2. You can find good models, with lower total expected squared error.
3. Statistical variable selection methods are often called DATA SNOOPING, and cause concern over whether the results are replicable.
Definition: "Data Snooping" means discovering artifacts (results specific to the given data that do not generalize) through excessive and/or unreasonable data manipulation.
4. When you use variable selection, you tend to find models that predict the given data well, but the fit statistics (R-square, Root MSE) tend to be overly optimistic for assessing how well the model works for external predictions. (You can assess how well the model works externally by applying it to an external data that was not used to estimate the model.)
5. Because of 3 and 4, the p-values of selected models are generally too small,
implying higher-than expected likelihood of Type I errors.

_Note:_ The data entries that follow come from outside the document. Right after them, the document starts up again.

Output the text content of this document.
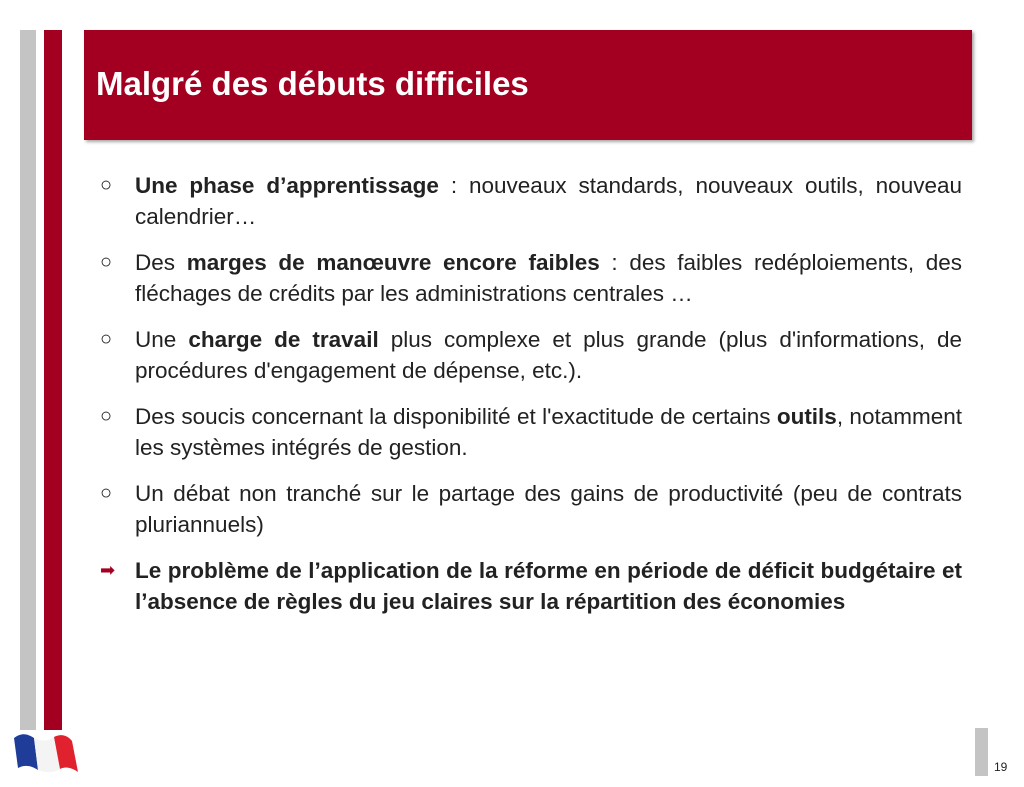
Malgré des débuts difficiles
○ Une phase d’apprentissage : nouveaux standards, nouveaux outils, nouveau calendrier…
○ Des marges de manœuvre encore faibles : des faibles redéploiements, des fléchages de crédits par les administrations centrales …
○ Une charge de travail plus complexe et plus grande (plus d'informations, de procédures d'engagement de dépense, etc.).
○ Des soucis concernant la disponibilité et l'exactitude de certains outils, notamment les systèmes intégrés de gestion.
○ Un débat non tranché sur le partage des gains de productivité (peu de contrats pluriannuels)
➡ Le problème de l’application de la réforme en période de déficit budgétaire et l’absence de règles du jeu claires sur la répartition des économies
19
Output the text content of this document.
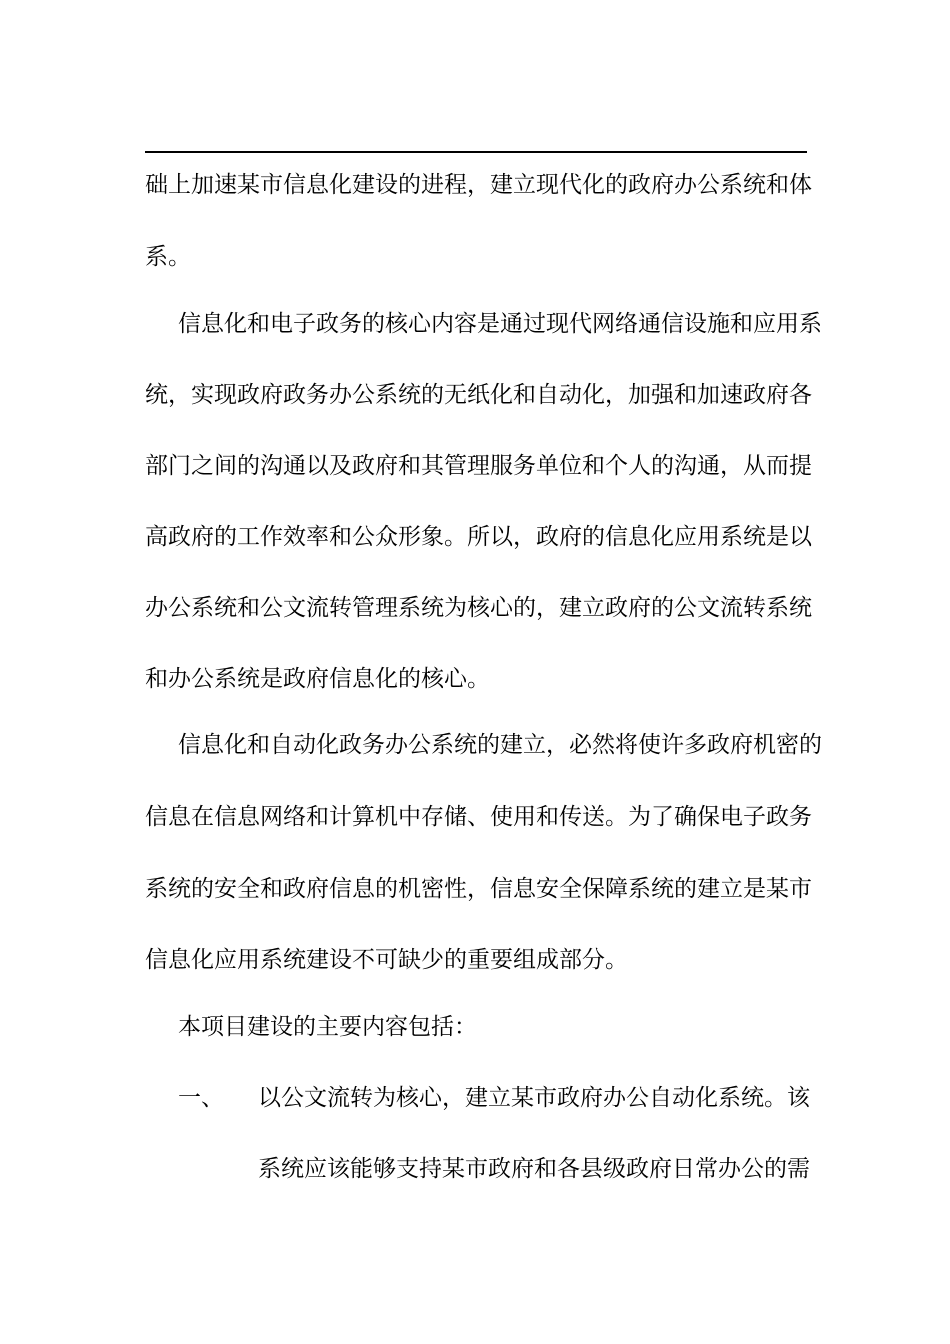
础上加速某市信息化建设的进程，建立现代化的政府办公系统和体
系。
信息化和电子政务的核心内容是通过现代网络通信设施和应用系
统，实现政府政务办公系统的无纸化和自动化，加强和加速政府各
部门之间的沟通以及政府和其管理服务单位和个人的沟通，从而提
高政府的工作效率和公众形象。所以，政府的信息化应用系统是以
办公系统和公文流转管理系统为核心的，建立政府的公文流转系统
和办公系统是政府信息化的核心。
信息化和自动化政务办公系统的建立，必然将使许多政府机密的
信息在信息网络和计算机中存储、使用和传送。为了确保电子政务
系统的安全和政府信息的机密性，信息安全保障系统的建立是某市
信息化应用系统建设不可缺少的重要组成部分。
本项目建设的主要内容包括：
一、 以公文流转为核心，建立某市政府办公自动化系统。该
系统应该能够支持某市政府和各县级政府日常办公的需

6. Use of an external validation sample is an excellent way to overcome the difficulties inherent in variable selection.
Strategies for Variable Selection
1. Use subject matter knowledge heavily.
2. Determine, a priori, a primary analysis and a secondary analysis.
Primary - Main variables
Secondary - main + questionable variables
3. Use little data snooping with primary analysis. Be prepared to claim that the model is real and repeatable.
4. Allow data snooping with secondary analysis. Only claim that the model is real and repeatable if there is extremely strong statistical evidence, and corroborating subject matter knowledge.
5. Attach appropriate caveats to any analysis resulting from data snooping:
"This analysis was exploratory in nature, and further study is needed to assess whether the findings are real or artificial."
6. If you have enough data, use a validation sample to validate your data-snooped regression model. If the results are consistent in the validation sample, then you have more confidence in them.
7. Better yet, replicate the study in a fresh context. (Different population, different industry, different historical regime). If the results are consistent, then the theory is validated. Inconsistency means that there is a problem with the theory that needs explaining. Perhaps the theory interacts with the context. Aha! A new theory!